Nota escrita por Gabriel Casnati e publicado originalmente no site da REBRIP no dia 04 de julho de 2019.
Noticiada na semana passada, a assinatura do Acordo de Livre Comércio entre Mercosul e União Europeia representa para o Brasil e demais países do Mercosul mais um duro golpe na soberania nacional, nos direitos sociais e nos projetos de desenvolvimento inclusivo e sustentável.
Em primeiro lugar, no contexto brasileiro, este acordo precisa ser entendido como parte do projeto de golpe institucional ainda em curso, pois abre as portas dos países do Mercosul para uma enxurrada de produtos e serviços empurrados pelas grandes empresas transnacionais europeias, o que serve como grande impulso para a onda privatizante que constitui uma das motivações fundamentais do golpe, iniciado em 2016. Em segundo lugar, a conjuntura que circula a assinatura do acordo é a pior possível. De um lado, a União Europeia, em crise desde 2008, vê na expansão dos interesses de suas transnacionais em direção ao Mercosul e outras regiões uma parte da solução para seus graves problemas sociais, ambientais, econômicos e políticos, ainda mais neste momento em que se encontra constrangida e quase paralisada pela guerra comercial entre China e EUA. Do outro lado, o Mercosul, com seus dois principais países negociadores, Brasil e Argentina, marcados por fragilidades políticas e econômicas, por gestões neoliberais e autoritárias e por uma submissão a interesses estrangeiros.
Nessas condições, o Mercosul assinou o acordo motivado por supostos benefícios na área agrícola. Essa postura revela a influência dos setores ruralistas, que compõem a base aliada dos governos de Brasil e Argentina e que são as forças por trás do desmonte das políticas de proteção ambiental, da explosão do uso de agrotóxicos e da agenda de extermínio dos povos indígenas e tradicionais. Como resultado, abre-se mercado para exportações do agronegócio, com um alto custo humano, e como forma de recolocar o Mercosul mais uma vez para cumprir seu “destino” primário exportador, pois a contrapartida é a redução de tarifas para bens industriais europeus, favorecendo assim a desindustrialização do Mercosul.
De fato, o governo brasileiro, que já vendeu a Embraer e entregou o pré-sal em fatias, e que está debilitando o BNDES como parte das estratégias desindustrializantes, vai inexoravelmente cumprindo seu roteiro de renúncia e entrega aos grandes interesses transnacionais de qualquer perspectiva de desenvolvimento nacional e regional.
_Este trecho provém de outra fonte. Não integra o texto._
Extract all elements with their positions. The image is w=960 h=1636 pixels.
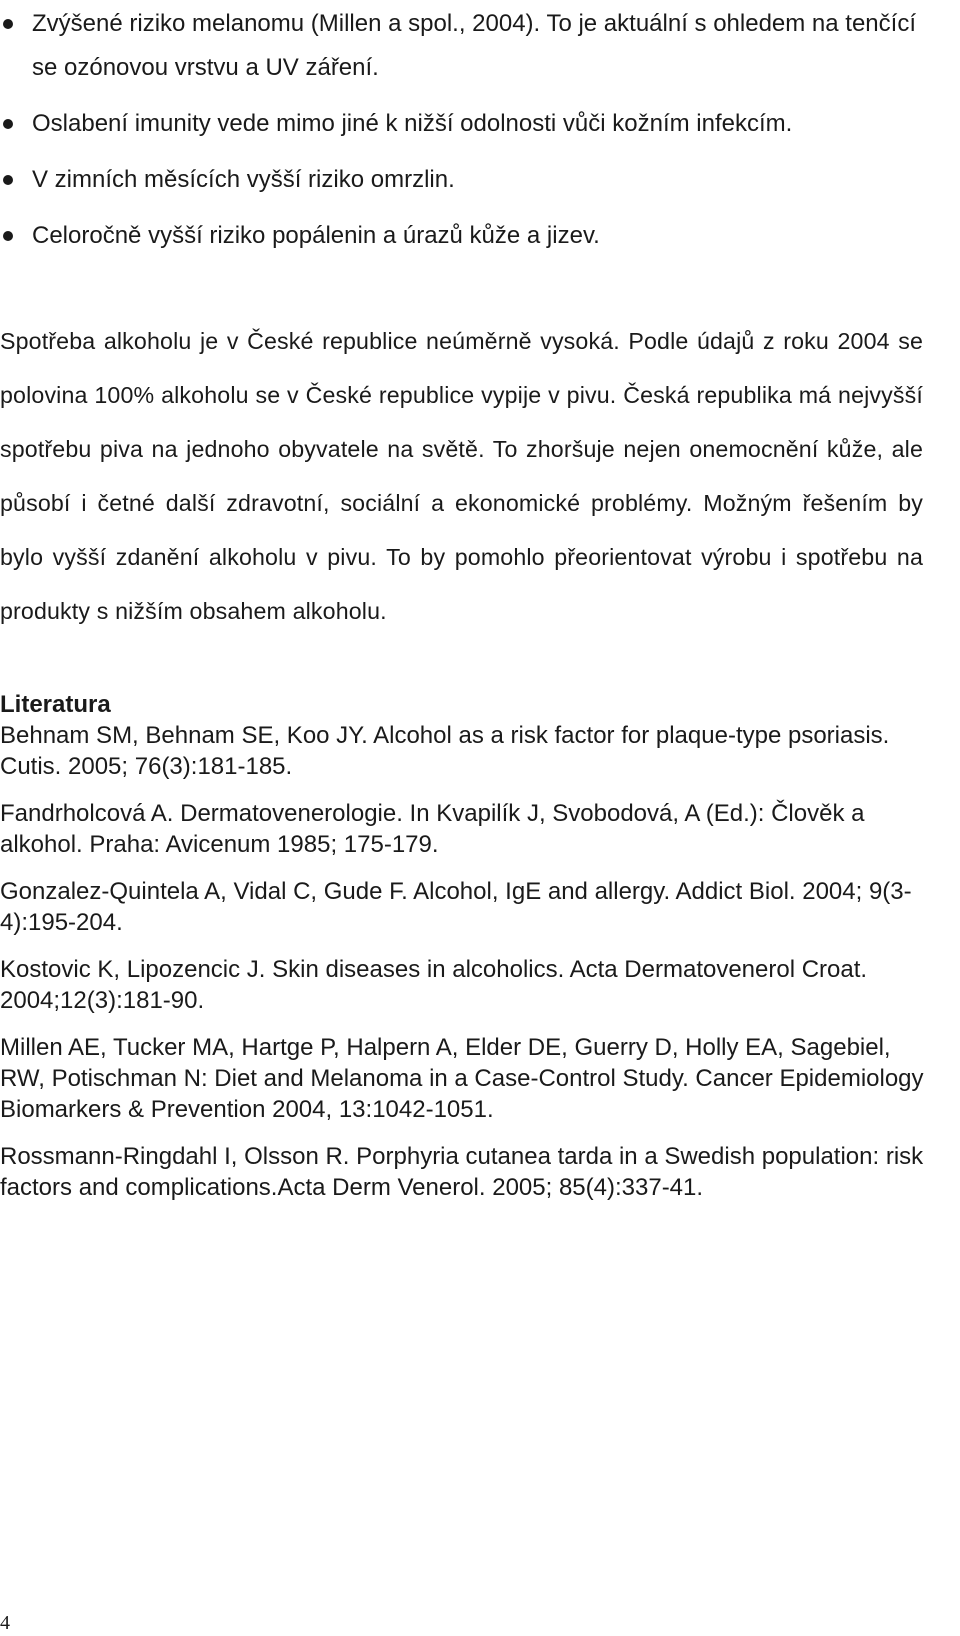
bullet-list — [0, 0, 930, 270]
reference-item: Rossmann-Ringdahl I, Olsson R. Porphyria cutanea tarda in a Swedish population: risk factors and complications.Acta Derm Venerol. 2005; 85(4):337-41. — [0, 1143, 924, 1201]
bullet-text: Zvýšené riziko melanomu (Millen a spol., 2004). To je aktuální s ohledem na tenčící se ozónovou vrstvu a UV záření. — [32, 10, 916, 81]
reference-item: Gonzalez-Quintela A, Vidal C, Gude F. Alcohol, IgE and allergy. Addict Biol. 2004; 9(3-4):195-204. — [0, 878, 912, 936]
page-number: 4 — [0, 1612, 10, 1634]
references-section — [0, 690, 930, 1219]
body-paragraph: Spotřeba alkoholu je v České republice neúměrně vysoká. Podle údajů z roku 2004 se polovina 100% alkoholu se v České republice vypije v pivu. Česká republika má nejvyšší spotřebu piva na jednoho obyvatele na světě. To zhoršuje nejen onemocnění kůže, ale působí i četné další zdravotní, sociální a ekonomické problémy. Možným řešením by bylo vyšší zdanění alkoholu v pivu. To by pomohlo přeorientovat výrobu i spotřebu na produkty s nižším obsahem alkoholu. — [0, 328, 923, 624]
bullet-text: Celoročně vyšší riziko popálenin a úrazů kůže a jizev. — [32, 222, 600, 249]
bullet-item — [0, 214, 930, 258]
bullet-dot-icon — [3, 231, 13, 241]
bullet-dot-icon — [3, 19, 13, 29]
bullet-item — [0, 2, 930, 90]
bullet-item — [0, 102, 930, 146]
bullet-dot-icon — [3, 119, 13, 129]
reference-item: Kostovic K, Lipozencic J. Skin diseases in alcoholics. Acta Dermatovenerol Croat. 2004;12(3):181-90. — [0, 956, 868, 1014]
bullet-text: Oslabení imunity vede mimo jiné k nižší odolnosti vůči kožním infekcím. — [32, 110, 793, 137]
references-heading: Literatura — [0, 691, 111, 718]
reference-item: Behnam SM, Behnam SE, Koo JY. Alcohol as a risk factor for plaque-type psoriasis. Cutis. 2005; 76(3):181-185. — [0, 722, 890, 780]
bullet-text: V zimních měsících vyšší riziko omrzlin. — [32, 166, 455, 193]
reference-item: Fandrholcová A. Dermatovenerologie. In Kvapilík J, Svobodová, A (Ed.): Člověk a alkohol. Praha: Avicenum 1985; 175-179. — [0, 800, 865, 858]
reference-item: Millen AE, Tucker MA, Hartge P, Halpern A, Elder DE, Guerry D, Holly EA, Sagebiel, RW, Potischman N: Diet and Melanoma in a Case-Control Study. Cancer Epidemiology Biomarkers & Prevention 2004, 13:1042-1051. — [0, 1034, 924, 1123]
bullet-item — [0, 158, 930, 202]
bullet-dot-icon — [3, 175, 13, 185]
Como era de se esperar, a reta final do acordo foi negociada sem nenhuma transparência e sem debate político, impedindo o acompanhamento crítico da sociedade civil e da população que será afetada. Ainda não se conhecem os detalhes do texto, nem o quão excessivas foram as concessões feitas pelo Mercosul. Mas é possível entrever impactos relacionados à abertura no setor de serviços, que irá impactar inclusive serviços públicos como água, educação, saúde; à abertura em compras governamentais que limita o uso de poder de compra do estado para direcionar políticas públicas; à imposição de medidas de fronteiras que podem dificultar a circulação de medicamentos genéricos; e à disparidade entre os blocos em economia digital, impactando em políticas de segurança de dados.
A Rede Brasileira pela Integração dos Povos (REBRIP), acompanha essa negociação desde 1999 e tem denunciado as armadilhas do modelo de “livre comércio” que o acordo propaga. Em diversas oportunidades oferecemos aos negociadores informações técnicas para embasar posições contrárias às demandas europeias. Também articulamos movimentos regionais contra o acordo. Depois de anos de resistência, os governos do Mercosul enfim cederam. Por isso é hora de convocar os movimentos sociais a unificar a resistência regional para impedir a ratificação do acordo nos parlamentos nacionais!